The EU has signed numerous agreements with Russia including one for a "common space" for freedom and justice. The Kremlin is very good at feigning such idealism. Its control of Eastern Europe was always enforced on the basis of "friendship treaties," and the Soviet invasions of Hungary in 1956 and Czechoslovakia in 1968 were "fraternal" missions.
But look how Putin abuses that "common" space: barbaric treatment of Chechens, the businessman Mikhail Khodorkovsky jailed, foreign NGO's hounded, a co-leader of last year's Orange Revolution, Yuliya Tymoshenko, indicted by Russian military prosecutors on trumped-up charges. If Europeans are serious about human rights and freedoms, they must recognize that those values are not shared by Putin's Kremlin.
The same is true of viewing Russia as an ally in the fight against terrorism. Is it really conceivable that the homeland of the "Red Terror" with countless unpunished crimes from the Soviet era, and which bears traces of blood from Lithuania to the Caucasus, will provide reliable help in stopping Iran and North Korea from threatening the world? It seems more likely that the Kremlin's cold minds will merely exploit each crisis as an opportunity to increase their destructive power and influence.

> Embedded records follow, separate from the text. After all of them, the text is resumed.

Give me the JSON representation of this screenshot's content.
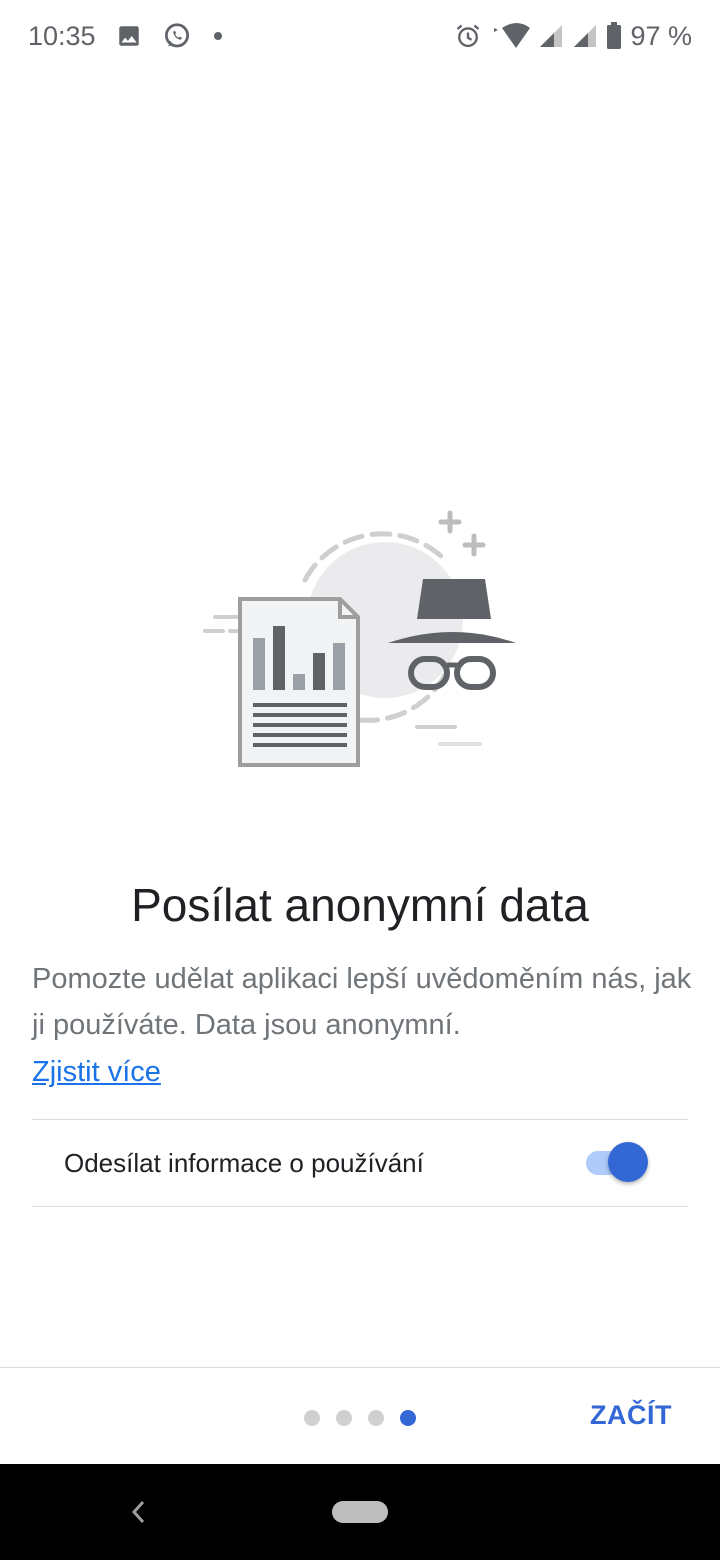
{
  "status_bar": {
    "time": "10:35",
    "battery_text": "97 %",
    "icons": [
      "image-icon",
      "whatsapp-icon",
      "dot-icon",
      "alarm-icon",
      "wifi-icon",
      "signal-icon",
      "signal-icon",
      "battery-icon"
    ]
  },
  "illustration": {
    "name": "anonymous-data-illustration",
    "icons": [
      "document-chart-icon",
      "incognito-icon"
    ]
  },
  "onboarding": {
    "title": "Posílat anonymní data",
    "description": "Pomozte udělat aplikaci lepší uvědoměním nás, jak ji používáte. Data jsou anonymní.",
    "learn_more": "Zjistit více"
  },
  "preference": {
    "label": "Odesílat informace o používání",
    "enabled": true
  },
  "pager": {
    "total_pages": 4,
    "current_page": 4
  },
  "footer": {
    "start_label": "ZAČÍT"
  },
  "colors": {
    "accent": "#3367d6",
    "link": "#1a73e8",
    "toggle_track": "#aecbfa",
    "inactive_dot": "#d0d0d0",
    "nav_bar": "#000000"
  }
}
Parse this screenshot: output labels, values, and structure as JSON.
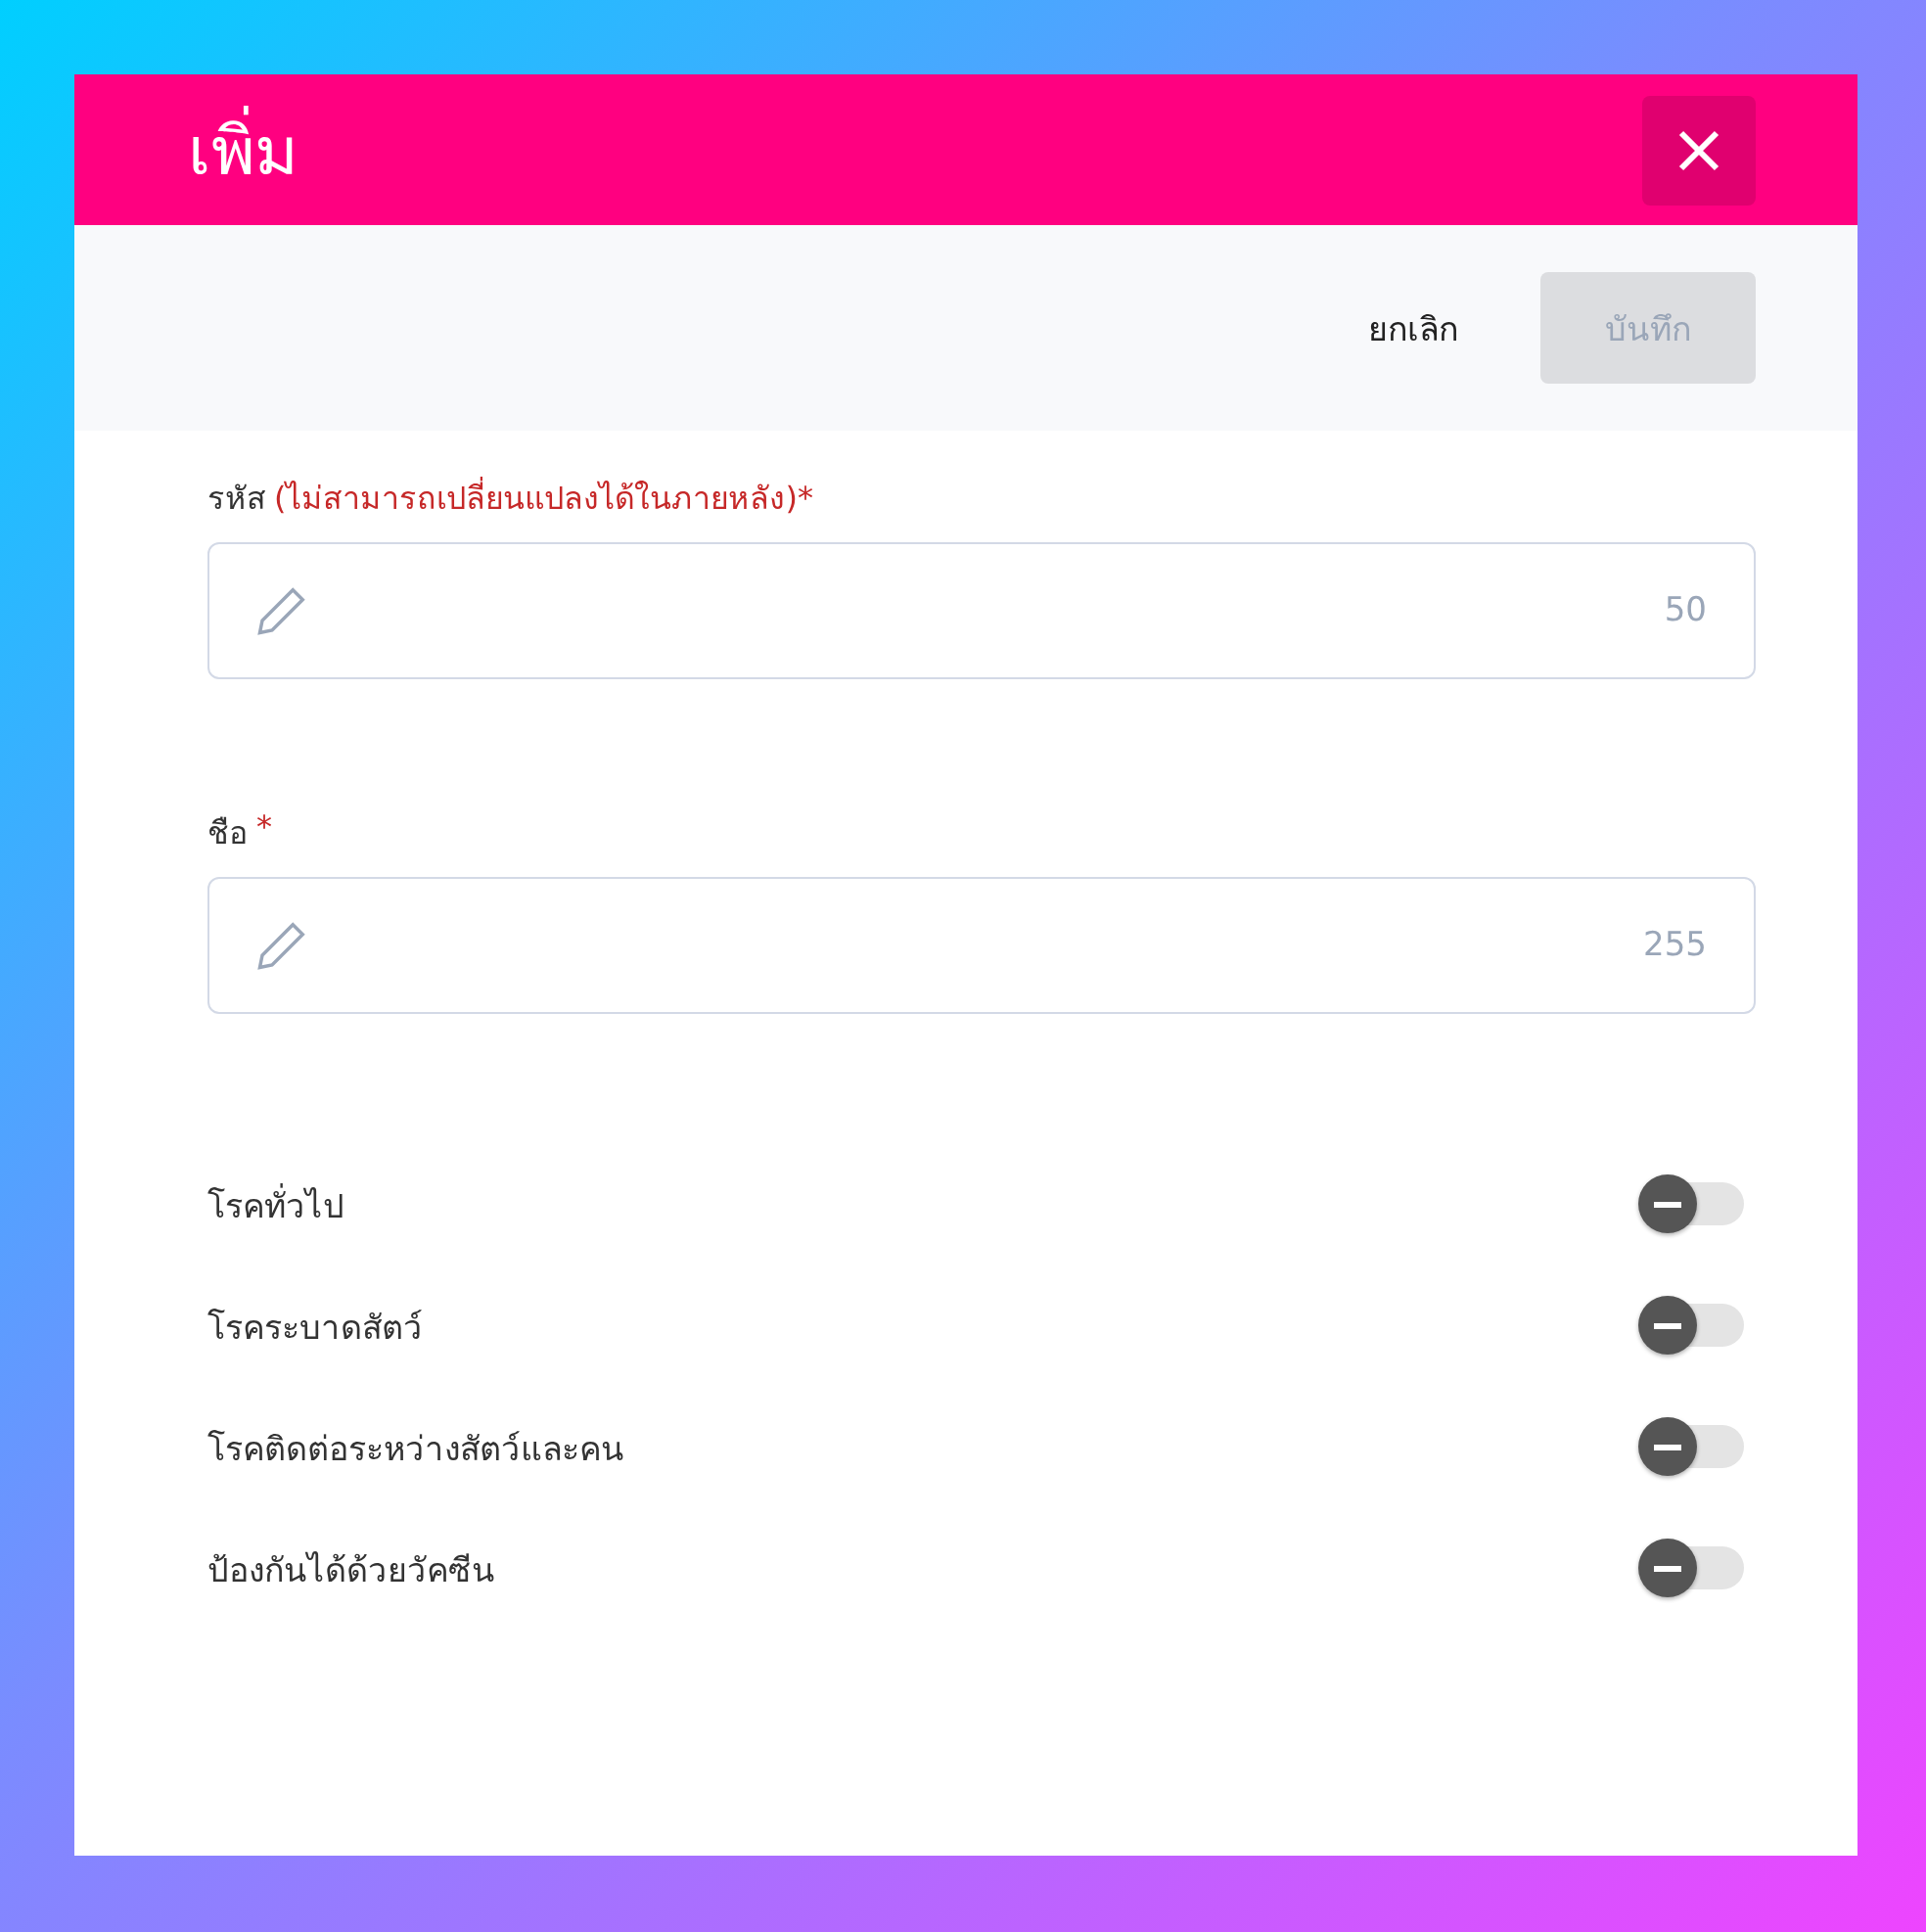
{
  "dialog": {
    "title": "เพิ่ม"
  },
  "toolbar": {
    "cancel": "ยกเลิก",
    "save": {
      "label": "บันทึก",
      "disabled": true
    }
  },
  "fields": [
    {
      "label": "รหัส",
      "hint": "(ไม่สามารถเปลี่ยนแปลงได้ในภายหลัง)*",
      "counter": "50"
    },
    {
      "label": "ชือ",
      "hint": "*",
      "counter": "255"
    }
  ],
  "toggles": [
    {
      "label": "โรคทั่วไป",
      "on": false
    },
    {
      "label": "โรคระบาดสัตว์",
      "on": false
    },
    {
      "label": "โรคติดต่อระหว่างสัตว์และคน",
      "on": false
    },
    {
      "label": "ป้องกันได้ด้วยวัคซีน",
      "on": false
    }
  ]
}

For decades, my region of Europe was left to the mercy of evil. So I cannot sit back in silence as Europe stumbles blindly into a new appeasement. We, the new democracies of Eastern Europe, have been taught by our legacy that behind Russia's every diplomatic act lurks imperial ambition.
Western Europeans, who have been spared this legacy, should heed our warnings. Dependence on Russia -- even if its face is now that of the allegedly "charismatic" Gerhard Schroeder -- will only lead to an abyss.
Vytautas Landsbergis, independent Lithuania's first president, is a European parliamentarian.